TAYLOR It comes from the top. John Ridley, who I just did the TV show “American Crime” with, is great about having more female directors than male directors, more people of minority backgrounds. But those bosses are few and far between.

GAROFALO Unfortunately, even us having this conversation is part of the problem. To even take a moment to discuss this, it’s like, I’m always asked, will you do a panel of women in comedy? No. Because we’re ghettoizing ourselves.

TAYLOR I do think the conversation is important. My problem with these panels is, it just feels like we’re speaking to the converted.

“Marvin’s Room” is traditionally set in the 1990s. Are you doing anything to modernize it?
KAUFFMAN It feels, already, by casting these three women, it’s a 2017 interpretation of the play.

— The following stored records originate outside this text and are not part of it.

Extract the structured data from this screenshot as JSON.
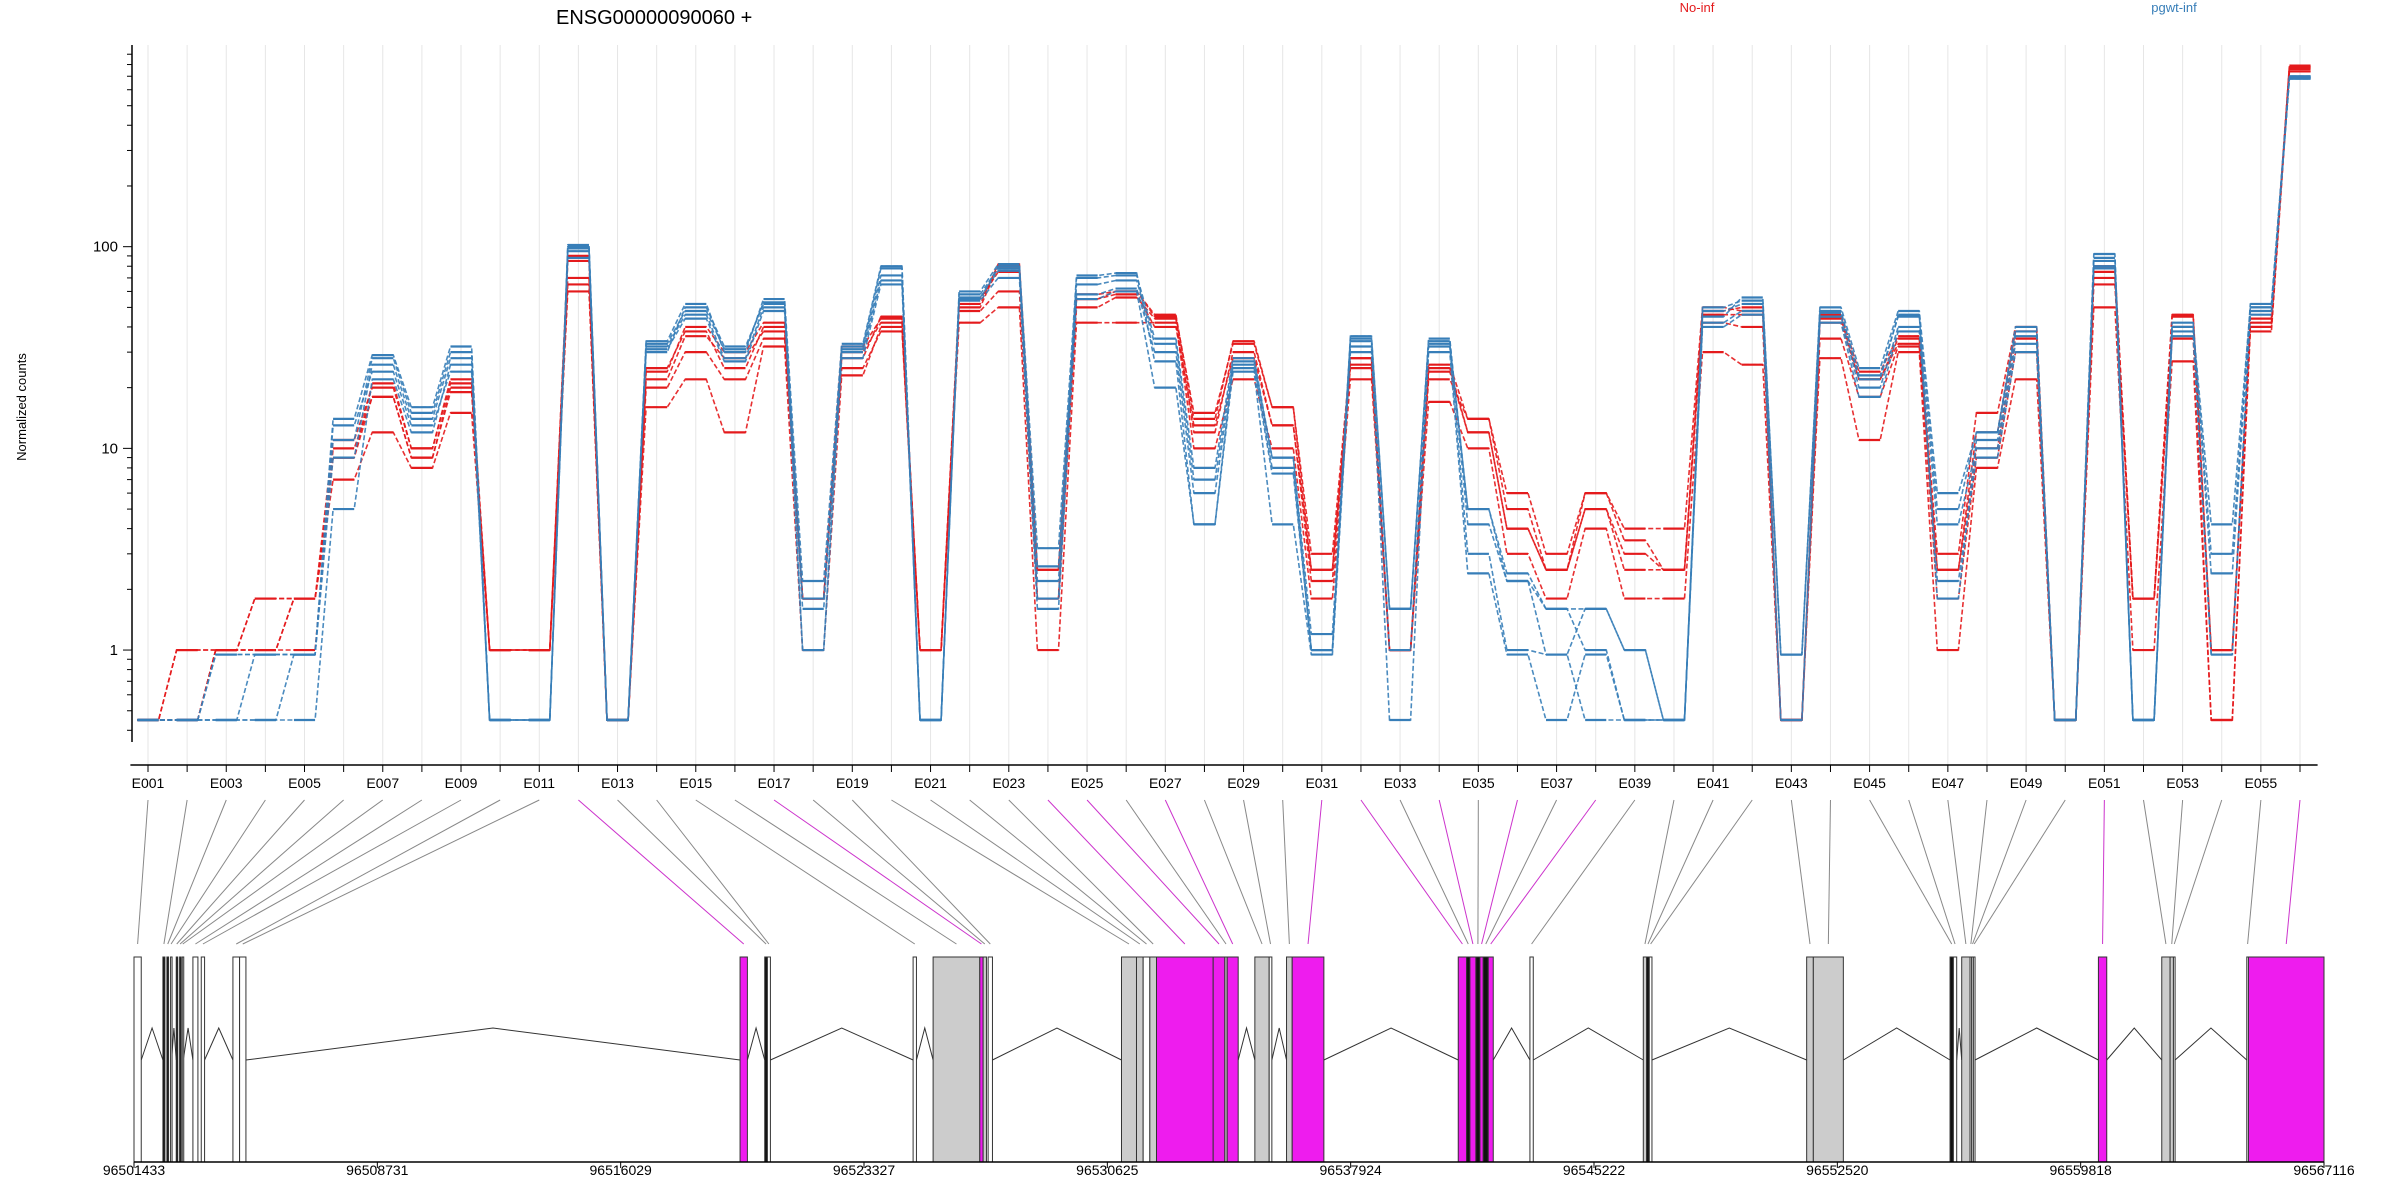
{
  "title": "ENSG00000090060 +",
  "ylabel": "Normalized counts",
  "legend": [
    {
      "name": "No-inf",
      "color": "#e41a1c"
    },
    {
      "name": "pgwt-inf",
      "color": "#377eb8"
    }
  ],
  "chart_data": {
    "type": "line",
    "title": "ENSG00000090060 +",
    "ylabel": "Normalized counts",
    "xlabel": "",
    "yscale": "log",
    "ylim": [
      0.35,
      1000
    ],
    "yticks": [
      1,
      10,
      100
    ],
    "ytick_labels": [
      "1",
      "10",
      "100"
    ],
    "grid": "vertical",
    "legend_placement": "top",
    "categories": [
      "E001",
      "E002",
      "E003",
      "E004",
      "E005",
      "E006",
      "E007",
      "E008",
      "E009",
      "E010",
      "E011",
      "E012",
      "E013",
      "E014",
      "E015",
      "E016",
      "E017",
      "E018",
      "E019",
      "E020",
      "E021",
      "E022",
      "E023",
      "E024",
      "E025",
      "E026",
      "E027",
      "E028",
      "E029",
      "E030",
      "E031",
      "E032",
      "E033",
      "E034",
      "E035",
      "E036",
      "E037",
      "E038",
      "E039",
      "E040",
      "E041",
      "E042",
      "E043",
      "E044",
      "E045",
      "E046",
      "E047",
      "E048",
      "E049",
      "E050",
      "E051",
      "E052",
      "E053",
      "E054",
      "E055",
      "E056"
    ],
    "xtick_labels": [
      "E001",
      "E003",
      "E005",
      "E007",
      "E009",
      "E011",
      "E013",
      "E015",
      "E017",
      "E019",
      "E021",
      "E023",
      "E025",
      "E027",
      "E029",
      "E031",
      "E033",
      "E035",
      "E037",
      "E039",
      "E041",
      "E043",
      "E045",
      "E047",
      "E049",
      "E051",
      "E053",
      "E055"
    ],
    "series": [
      {
        "group": "No-inf",
        "color": "#e41a1c",
        "values": [
          0.45,
          1,
          1,
          1.8,
          1.8,
          9,
          18,
          9,
          20,
          1,
          1,
          85,
          0.45,
          22,
          36,
          28,
          38,
          1.8,
          30,
          42,
          1,
          55,
          75,
          2.5,
          55,
          58,
          40,
          13,
          28,
          13,
          2.5,
          28,
          1,
          25,
          12,
          4,
          2.5,
          5,
          3,
          2.5,
          46,
          46,
          0.45,
          44,
          22,
          33,
          2.5,
          10,
          35,
          0.45,
          75,
          1.8,
          40,
          1,
          40,
          760
        ]
      },
      {
        "group": "No-inf",
        "color": "#e41a1c",
        "values": [
          0.45,
          1,
          1,
          1.8,
          1.8,
          11,
          20,
          10,
          21,
          1,
          1,
          65,
          0.45,
          25,
          38,
          25,
          40,
          1.8,
          28,
          45,
          1,
          50,
          80,
          1.8,
          58,
          60,
          45,
          15,
          33,
          16,
          2.5,
          25,
          1,
          22,
          14,
          5,
          2.5,
          6,
          3.5,
          2.5,
          48,
          50,
          0.45,
          42,
          22,
          35,
          2.5,
          12,
          38,
          0.45,
          80,
          1.8,
          45,
          1,
          42,
          780
        ]
      },
      {
        "group": "No-inf",
        "color": "#e41a1c",
        "values": [
          0.45,
          0.45,
          1,
          1,
          1.8,
          7,
          12,
          8,
          15,
          1,
          1,
          60,
          0.45,
          16,
          22,
          12,
          32,
          1,
          23,
          40,
          1,
          42,
          50,
          1,
          42,
          42,
          42,
          10,
          22,
          10,
          1.8,
          22,
          1,
          17,
          10,
          3,
          1.8,
          4,
          1.8,
          1.8,
          30,
          26,
          0.45,
          28,
          11,
          30,
          1,
          8,
          22,
          0.45,
          50,
          1,
          27,
          0.45,
          38,
          740
        ]
      },
      {
        "group": "No-inf",
        "color": "#e41a1c",
        "values": [
          0.45,
          0.45,
          1,
          1,
          1,
          10,
          18,
          9,
          19,
          1,
          1,
          70,
          0.45,
          20,
          30,
          22,
          35,
          1.8,
          25,
          38,
          1,
          48,
          60,
          1.8,
          50,
          56,
          44,
          12,
          30,
          13,
          2.2,
          26,
          1,
          24,
          12,
          4,
          2.5,
          5,
          2.5,
          2.5,
          42,
          40,
          0.45,
          35,
          18,
          32,
          1.8,
          9,
          30,
          0.45,
          65,
          1.8,
          35,
          0.45,
          40,
          770
        ]
      },
      {
        "group": "No-inf",
        "color": "#e41a1c",
        "values": [
          0.45,
          0.45,
          1,
          1,
          1.8,
          9,
          21,
          10,
          22,
          1,
          1,
          90,
          0.45,
          24,
          40,
          30,
          42,
          1.8,
          32,
          44,
          1,
          52,
          82,
          2.5,
          55,
          60,
          46,
          14,
          34,
          16,
          3,
          28,
          1,
          26,
          14,
          6,
          3,
          6,
          4,
          4,
          50,
          48,
          0.45,
          46,
          24,
          36,
          3,
          15,
          40,
          0.45,
          70,
          1.8,
          46,
          1,
          44,
          790
        ]
      },
      {
        "group": "pgwt-inf",
        "color": "#377eb8",
        "values": [
          0.45,
          0.45,
          0.45,
          0.45,
          0.45,
          5,
          22,
          12,
          26,
          0.45,
          0.45,
          100,
          0.45,
          30,
          50,
          32,
          52,
          1,
          32,
          78,
          0.45,
          55,
          80,
          1.8,
          70,
          72,
          35,
          8,
          28,
          9,
          1,
          34,
          1.6,
          34,
          5,
          2.2,
          0.95,
          1.6,
          1,
          0.45,
          50,
          54,
          0.95,
          48,
          22,
          46,
          1.8,
          11,
          36,
          0.45,
          92,
          0.45,
          40,
          4.2,
          50,
          690
        ]
      },
      {
        "group": "pgwt-inf",
        "color": "#377eb8",
        "values": [
          0.45,
          0.45,
          0.95,
          0.95,
          0.95,
          14,
          29,
          16,
          32,
          0.45,
          0.45,
          102,
          0.45,
          34,
          52,
          30,
          55,
          2.2,
          33,
          80,
          0.45,
          60,
          82,
          3.2,
          72,
          74,
          27,
          4.2,
          26,
          8,
          1,
          36,
          1.6,
          35,
          4.2,
          2.2,
          1.6,
          1,
          0.45,
          0.45,
          45,
          56,
          0.95,
          50,
          25,
          48,
          6,
          12,
          40,
          0.45,
          88,
          0.45,
          42,
          2.4,
          52,
          700
        ]
      },
      {
        "group": "pgwt-inf",
        "color": "#377eb8",
        "values": [
          0.45,
          0.45,
          0.45,
          0.45,
          0.95,
          9,
          26,
          14,
          28,
          0.45,
          0.45,
          95,
          0.45,
          32,
          46,
          28,
          50,
          1.8,
          30,
          68,
          0.45,
          56,
          76,
          2.2,
          58,
          62,
          30,
          6,
          25,
          7.5,
          1,
          32,
          0.45,
          32,
          3,
          1,
          0.95,
          0.45,
          0.45,
          0.45,
          42,
          48,
          0.45,
          45,
          20,
          40,
          4.2,
          10,
          33,
          0.45,
          80,
          0.45,
          38,
          0.95,
          48,
          680
        ]
      },
      {
        "group": "pgwt-inf",
        "color": "#377eb8",
        "values": [
          0.45,
          0.45,
          0.95,
          0.95,
          0.95,
          11,
          28,
          15,
          30,
          0.45,
          0.45,
          98,
          0.45,
          33,
          48,
          31,
          53,
          1.6,
          31,
          72,
          0.45,
          58,
          78,
          2.6,
          65,
          68,
          33,
          7,
          27,
          9,
          1.2,
          35,
          1.6,
          33,
          5,
          2.4,
          1.6,
          1.6,
          1,
          0.45,
          48,
          52,
          0.95,
          47,
          23,
          45,
          5,
          12,
          38,
          0.45,
          85,
          0.45,
          40,
          3,
          50,
          695
        ]
      },
      {
        "group": "pgwt-inf",
        "color": "#377eb8",
        "values": [
          0.45,
          0.45,
          0.45,
          0.95,
          0.95,
          13,
          24,
          13,
          24,
          0.45,
          0.45,
          88,
          0.45,
          31,
          44,
          27,
          48,
          1,
          28,
          65,
          0.45,
          54,
          70,
          1.6,
          55,
          60,
          20,
          4.2,
          24,
          4.2,
          0.95,
          30,
          1,
          30,
          2.4,
          0.95,
          0.45,
          0.95,
          0.45,
          0.45,
          40,
          46,
          0.45,
          42,
          18,
          38,
          2.2,
          9,
          30,
          0.45,
          78,
          0.45,
          36,
          0.95,
          46,
          685
        ]
      }
    ],
    "gene_model_axis": {
      "tick_labels": [
        "96501433",
        "96508731",
        "96516029",
        "96523327",
        "96530625",
        "96537924",
        "96545222",
        "96552520",
        "96559818",
        "96567116"
      ],
      "range": [
        96501433,
        96567116
      ]
    },
    "exons": [
      {
        "id": "E001",
        "start": 96501433,
        "end": 96501650,
        "fill": "white"
      },
      {
        "id": "E002",
        "start": 96502300,
        "end": 96502360,
        "fill": "black"
      },
      {
        "id": "E003",
        "start": 96502420,
        "end": 96502470,
        "fill": "black"
      },
      {
        "id": "E004",
        "start": 96502530,
        "end": 96502560,
        "fill": "white"
      },
      {
        "id": "E005",
        "start": 96502700,
        "end": 96502730,
        "fill": "black"
      },
      {
        "id": "E006",
        "start": 96502800,
        "end": 96502830,
        "fill": "black"
      },
      {
        "id": "E007",
        "start": 96502880,
        "end": 96502910,
        "fill": "white"
      },
      {
        "id": "E008",
        "start": 96503200,
        "end": 96503350,
        "fill": "white"
      },
      {
        "id": "E009",
        "start": 96503450,
        "end": 96503550,
        "fill": "white"
      },
      {
        "id": "E010",
        "start": 96504400,
        "end": 96504600,
        "fill": "white"
      },
      {
        "id": "E011",
        "start": 96504600,
        "end": 96504790,
        "fill": "white"
      },
      {
        "id": "E012",
        "start": 96519610,
        "end": 96519830,
        "fill": "magenta"
      },
      {
        "id": "E013",
        "start": 96520350,
        "end": 96520430,
        "fill": "black"
      },
      {
        "id": "E014",
        "start": 96520430,
        "end": 96520520,
        "fill": "white"
      },
      {
        "id": "E015",
        "start": 96524800,
        "end": 96524900,
        "fill": "white"
      },
      {
        "id": "E016",
        "start": 96525400,
        "end": 96526800,
        "fill": "lightgray"
      },
      {
        "id": "E017",
        "start": 96526800,
        "end": 96526900,
        "fill": "magenta"
      },
      {
        "id": "E018",
        "start": 96526900,
        "end": 96527000,
        "fill": "lightgray"
      },
      {
        "id": "E019",
        "start": 96527050,
        "end": 96527180,
        "fill": "white"
      },
      {
        "id": "E020",
        "start": 96531050,
        "end": 96531500,
        "fill": "lightgray"
      },
      {
        "id": "E021",
        "start": 96531500,
        "end": 96531700,
        "fill": "lightgray"
      },
      {
        "id": "E022",
        "start": 96531700,
        "end": 96531900,
        "fill": "white"
      },
      {
        "id": "E023",
        "start": 96531900,
        "end": 96532100,
        "fill": "lightgray"
      },
      {
        "id": "E024",
        "start": 96532100,
        "end": 96533800,
        "fill": "magenta"
      },
      {
        "id": "E025",
        "start": 96533800,
        "end": 96534150,
        "fill": "magenta"
      },
      {
        "id": "E026",
        "start": 96534150,
        "end": 96534220,
        "fill": "lightgray"
      },
      {
        "id": "E027",
        "start": 96534220,
        "end": 96534550,
        "fill": "magenta"
      },
      {
        "id": "E028",
        "start": 96535050,
        "end": 96535480,
        "fill": "lightgray"
      },
      {
        "id": "E029",
        "start": 96535480,
        "end": 96535560,
        "fill": "white"
      },
      {
        "id": "E030",
        "start": 96536000,
        "end": 96536170,
        "fill": "lightgray"
      },
      {
        "id": "E031",
        "start": 96536170,
        "end": 96537120,
        "fill": "magenta"
      },
      {
        "id": "E032",
        "start": 96541150,
        "end": 96541400,
        "fill": "magenta"
      },
      {
        "id": "E033",
        "start": 96541400,
        "end": 96541500,
        "fill": "black"
      },
      {
        "id": "E034",
        "start": 96541500,
        "end": 96541680,
        "fill": "magenta"
      },
      {
        "id": "E035",
        "start": 96541680,
        "end": 96541800,
        "fill": "black"
      },
      {
        "id": "E036",
        "start": 96541800,
        "end": 96541900,
        "fill": "magenta"
      },
      {
        "id": "E037",
        "start": 96541900,
        "end": 96542050,
        "fill": "black"
      },
      {
        "id": "E038",
        "start": 96542050,
        "end": 96542200,
        "fill": "magenta"
      },
      {
        "id": "E039",
        "start": 96543300,
        "end": 96543400,
        "fill": "white"
      },
      {
        "id": "E040",
        "start": 96546700,
        "end": 96546800,
        "fill": "lightgray"
      },
      {
        "id": "E041",
        "start": 96546800,
        "end": 96546880,
        "fill": "black"
      },
      {
        "id": "E042",
        "start": 96546880,
        "end": 96546960,
        "fill": "white"
      },
      {
        "id": "E043",
        "start": 96551600,
        "end": 96551800,
        "fill": "lightgray"
      },
      {
        "id": "E044",
        "start": 96551800,
        "end": 96552700,
        "fill": "lightgray"
      },
      {
        "id": "E045",
        "start": 96555900,
        "end": 96556000,
        "fill": "black"
      },
      {
        "id": "E046",
        "start": 96556000,
        "end": 96556100,
        "fill": "white"
      },
      {
        "id": "E047",
        "start": 96556250,
        "end": 96556500,
        "fill": "lightgray"
      },
      {
        "id": "E048",
        "start": 96556500,
        "end": 96556550,
        "fill": "white"
      },
      {
        "id": "E049",
        "start": 96556550,
        "end": 96556600,
        "fill": "white"
      },
      {
        "id": "E050",
        "start": 96556600,
        "end": 96556650,
        "fill": "white"
      },
      {
        "id": "E051",
        "start": 96560350,
        "end": 96560600,
        "fill": "magenta"
      },
      {
        "id": "E052",
        "start": 96562250,
        "end": 96562500,
        "fill": "lightgray"
      },
      {
        "id": "E053",
        "start": 96562500,
        "end": 96562600,
        "fill": "lightgray"
      },
      {
        "id": "E054",
        "start": 96562600,
        "end": 96562650,
        "fill": "white"
      },
      {
        "id": "E055",
        "start": 96564800,
        "end": 96564850,
        "fill": "white"
      },
      {
        "id": "E056",
        "start": 96564850,
        "end": 96567116,
        "fill": "magenta"
      }
    ]
  }
}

We’re setting it in the ’90s mostly so that Janeane can smoke onstage. It has to be the ’90s.

GAROFALO It would change everything if there was social media. The kids would be on their phones the whole time.

KAUFFMAN There have to be real reasons for them to not actually be in touch with each other for 20 years.

TAYLOR If there’s Facebook, we probably would have at least checked each other’s status.

WESTON My character has this implantation of electrodes to relieve her of chronic, debilitating pain. I asked my niece, who is a doctor, and she sent me pictures of a couple of her patients, who actually have these control boxes, to see what they look like currently. They still have them.

GAROFALO An iPhone would ruin that. Don’t they actually affect people’s defibrillators and stuff?

If I had to choose between my iPhone and my health, I think I’d still pick my phone.
KAUFFMAN I’m with you.
WESTON Young people. I still have a flip phone.